Zumindest ein bisschen

Vitaminpillen schützen vor Krebs

Mit Vitaminpillen das Krebsrisiko senken - das funktioniert nicht, haben viele Studien ergeben. Eine Langzeitstudie hat nun aber einen kleinen Effekt festgestellt: Um 8 Prozent lässt sich damit die Krebsrate bei Männern drücken.

Von Thomas Müller Veröffentlicht:
Zum Nutzen von Multivitaminpräparaten geben auch Langzeitstudien insgesamt ein widersprüchliches Bild.

Zum Nutzen von Multivitaminpräparaten geben auch Langzeitstudien insgesamt ein widersprüchliches Bild.

© cirquedesprit/fotolia.com

BOSTON. Und sie schützen doch - zumindest ein kleines bisschen, lautet das Urteil von Forschern aus Boston zu Vitaminpillen.

Damit dürfte die Diskussion um den Nutzen von Multivitaminpräparaten wieder etwas aufflammen, nachdem fast alle bisherigen kontrollierten Studien zu dem Ergebnis kamen, das die Pillen bestenfalls nicht zur Prävention von Krebs, Schlaganfall, Herzinfarkt oder Demenz taugen und schlimmstenfalls mehr schaden als nutzen (JAMA 2012; online am 17. Oktober).

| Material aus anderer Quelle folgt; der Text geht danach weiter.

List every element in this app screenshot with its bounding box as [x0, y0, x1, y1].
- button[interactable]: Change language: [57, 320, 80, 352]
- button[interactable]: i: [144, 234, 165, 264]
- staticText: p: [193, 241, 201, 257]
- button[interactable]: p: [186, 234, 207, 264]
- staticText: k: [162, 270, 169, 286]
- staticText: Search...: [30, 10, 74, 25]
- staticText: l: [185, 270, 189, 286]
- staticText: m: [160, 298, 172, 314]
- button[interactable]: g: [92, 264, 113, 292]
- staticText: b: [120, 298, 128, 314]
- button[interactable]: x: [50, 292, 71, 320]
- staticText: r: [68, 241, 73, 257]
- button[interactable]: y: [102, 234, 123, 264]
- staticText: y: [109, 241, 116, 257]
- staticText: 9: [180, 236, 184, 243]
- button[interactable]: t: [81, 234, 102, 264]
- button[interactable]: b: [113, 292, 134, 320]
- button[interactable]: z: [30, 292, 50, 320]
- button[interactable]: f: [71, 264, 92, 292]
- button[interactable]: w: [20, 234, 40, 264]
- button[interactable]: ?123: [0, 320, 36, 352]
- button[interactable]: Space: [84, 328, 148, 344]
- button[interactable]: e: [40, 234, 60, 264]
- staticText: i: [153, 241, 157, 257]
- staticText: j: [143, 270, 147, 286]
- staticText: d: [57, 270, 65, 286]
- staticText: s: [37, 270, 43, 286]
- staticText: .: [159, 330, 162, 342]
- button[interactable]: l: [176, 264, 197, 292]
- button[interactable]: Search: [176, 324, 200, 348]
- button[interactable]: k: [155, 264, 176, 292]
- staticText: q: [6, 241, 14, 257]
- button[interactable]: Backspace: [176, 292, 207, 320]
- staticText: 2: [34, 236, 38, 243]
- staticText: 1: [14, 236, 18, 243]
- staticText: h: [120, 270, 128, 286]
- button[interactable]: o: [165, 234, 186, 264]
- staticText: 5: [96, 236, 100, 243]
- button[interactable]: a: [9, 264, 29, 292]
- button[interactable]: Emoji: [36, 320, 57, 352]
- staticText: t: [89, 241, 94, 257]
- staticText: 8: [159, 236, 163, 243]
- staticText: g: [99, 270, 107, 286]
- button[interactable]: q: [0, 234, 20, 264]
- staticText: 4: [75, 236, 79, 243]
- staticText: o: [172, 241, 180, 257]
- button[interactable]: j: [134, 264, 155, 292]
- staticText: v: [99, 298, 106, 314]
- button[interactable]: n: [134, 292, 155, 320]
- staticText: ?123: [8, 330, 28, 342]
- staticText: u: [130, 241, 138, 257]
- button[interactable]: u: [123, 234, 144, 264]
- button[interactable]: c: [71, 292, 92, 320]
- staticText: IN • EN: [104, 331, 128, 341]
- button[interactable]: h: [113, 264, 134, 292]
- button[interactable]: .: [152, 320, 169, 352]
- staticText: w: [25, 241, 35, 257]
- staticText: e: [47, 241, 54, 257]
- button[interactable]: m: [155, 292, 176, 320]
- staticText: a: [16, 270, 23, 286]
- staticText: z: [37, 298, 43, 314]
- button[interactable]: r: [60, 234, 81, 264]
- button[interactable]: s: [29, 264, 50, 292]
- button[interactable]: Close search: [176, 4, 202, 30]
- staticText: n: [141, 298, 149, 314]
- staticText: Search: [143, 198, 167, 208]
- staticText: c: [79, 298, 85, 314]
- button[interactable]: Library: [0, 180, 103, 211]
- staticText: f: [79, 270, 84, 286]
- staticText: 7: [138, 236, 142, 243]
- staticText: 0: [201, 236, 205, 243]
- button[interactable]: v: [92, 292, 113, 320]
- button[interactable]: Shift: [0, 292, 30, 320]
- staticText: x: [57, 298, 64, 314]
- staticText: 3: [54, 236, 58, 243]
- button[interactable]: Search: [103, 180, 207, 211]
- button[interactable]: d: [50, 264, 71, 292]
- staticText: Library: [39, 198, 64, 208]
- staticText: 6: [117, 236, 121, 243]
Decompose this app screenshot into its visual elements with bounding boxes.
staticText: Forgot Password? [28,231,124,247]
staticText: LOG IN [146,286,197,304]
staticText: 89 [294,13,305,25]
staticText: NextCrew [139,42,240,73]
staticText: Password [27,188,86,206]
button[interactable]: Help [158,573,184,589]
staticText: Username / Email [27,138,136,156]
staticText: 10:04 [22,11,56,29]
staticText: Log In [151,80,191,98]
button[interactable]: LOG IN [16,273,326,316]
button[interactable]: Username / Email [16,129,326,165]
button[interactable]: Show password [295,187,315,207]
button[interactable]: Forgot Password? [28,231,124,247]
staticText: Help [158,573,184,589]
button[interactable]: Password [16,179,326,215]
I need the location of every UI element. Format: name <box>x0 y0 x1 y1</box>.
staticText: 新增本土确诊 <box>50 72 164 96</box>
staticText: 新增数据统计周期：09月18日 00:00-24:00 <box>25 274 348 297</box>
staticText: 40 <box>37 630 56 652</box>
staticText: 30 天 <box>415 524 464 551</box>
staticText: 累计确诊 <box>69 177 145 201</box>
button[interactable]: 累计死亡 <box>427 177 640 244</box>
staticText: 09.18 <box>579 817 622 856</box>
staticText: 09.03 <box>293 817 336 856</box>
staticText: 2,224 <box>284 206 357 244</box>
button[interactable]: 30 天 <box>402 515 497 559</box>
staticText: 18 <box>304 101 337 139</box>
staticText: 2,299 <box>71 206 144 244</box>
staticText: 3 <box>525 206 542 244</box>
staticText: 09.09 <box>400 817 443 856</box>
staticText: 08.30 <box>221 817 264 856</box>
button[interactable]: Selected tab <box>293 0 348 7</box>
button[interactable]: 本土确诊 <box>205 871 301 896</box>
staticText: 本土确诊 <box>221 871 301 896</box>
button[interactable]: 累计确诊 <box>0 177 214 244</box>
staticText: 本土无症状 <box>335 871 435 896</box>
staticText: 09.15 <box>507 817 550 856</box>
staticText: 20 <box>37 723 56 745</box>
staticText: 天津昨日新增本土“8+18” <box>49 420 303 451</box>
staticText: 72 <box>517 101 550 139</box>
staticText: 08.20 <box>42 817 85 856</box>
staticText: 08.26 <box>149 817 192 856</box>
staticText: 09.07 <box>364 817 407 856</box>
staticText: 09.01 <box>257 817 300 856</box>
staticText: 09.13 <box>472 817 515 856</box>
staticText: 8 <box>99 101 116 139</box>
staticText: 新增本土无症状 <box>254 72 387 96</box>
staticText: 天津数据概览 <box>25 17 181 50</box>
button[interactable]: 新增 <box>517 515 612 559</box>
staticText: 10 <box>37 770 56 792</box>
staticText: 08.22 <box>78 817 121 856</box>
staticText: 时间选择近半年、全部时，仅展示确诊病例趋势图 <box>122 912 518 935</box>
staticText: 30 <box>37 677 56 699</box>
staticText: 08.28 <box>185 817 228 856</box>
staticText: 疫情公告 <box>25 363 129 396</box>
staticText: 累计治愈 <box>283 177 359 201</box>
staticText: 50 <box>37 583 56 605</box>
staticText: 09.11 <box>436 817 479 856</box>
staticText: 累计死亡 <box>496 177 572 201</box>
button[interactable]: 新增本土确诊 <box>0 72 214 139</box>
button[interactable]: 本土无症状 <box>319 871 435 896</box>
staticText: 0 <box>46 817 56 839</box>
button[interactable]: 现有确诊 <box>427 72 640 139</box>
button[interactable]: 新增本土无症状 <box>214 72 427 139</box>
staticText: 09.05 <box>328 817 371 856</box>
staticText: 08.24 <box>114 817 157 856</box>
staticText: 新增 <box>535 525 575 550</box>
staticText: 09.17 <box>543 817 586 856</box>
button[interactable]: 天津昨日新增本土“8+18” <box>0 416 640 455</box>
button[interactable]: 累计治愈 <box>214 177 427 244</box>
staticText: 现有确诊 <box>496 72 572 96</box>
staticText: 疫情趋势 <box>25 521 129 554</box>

Was die Krebsprävention betrifft, so dürfte die Untersuchung von Wissenschaftlern um Dr. Michael Gaziano von der Harvard Medical School das ramponierte Image der Vitaminpräparate wieder etwas aufpolieren.

Die Forscher haben eine neue Auswertung der Physicians‘ Health Study II vorgelegt, eine der größten und längsten Placebo-kontrollierten Interventionsstudien mit Vitaminpräparaten. Teilnehmer waren knapp 14.700 männliche US-Ärzte im Alter von über 50 Jahren.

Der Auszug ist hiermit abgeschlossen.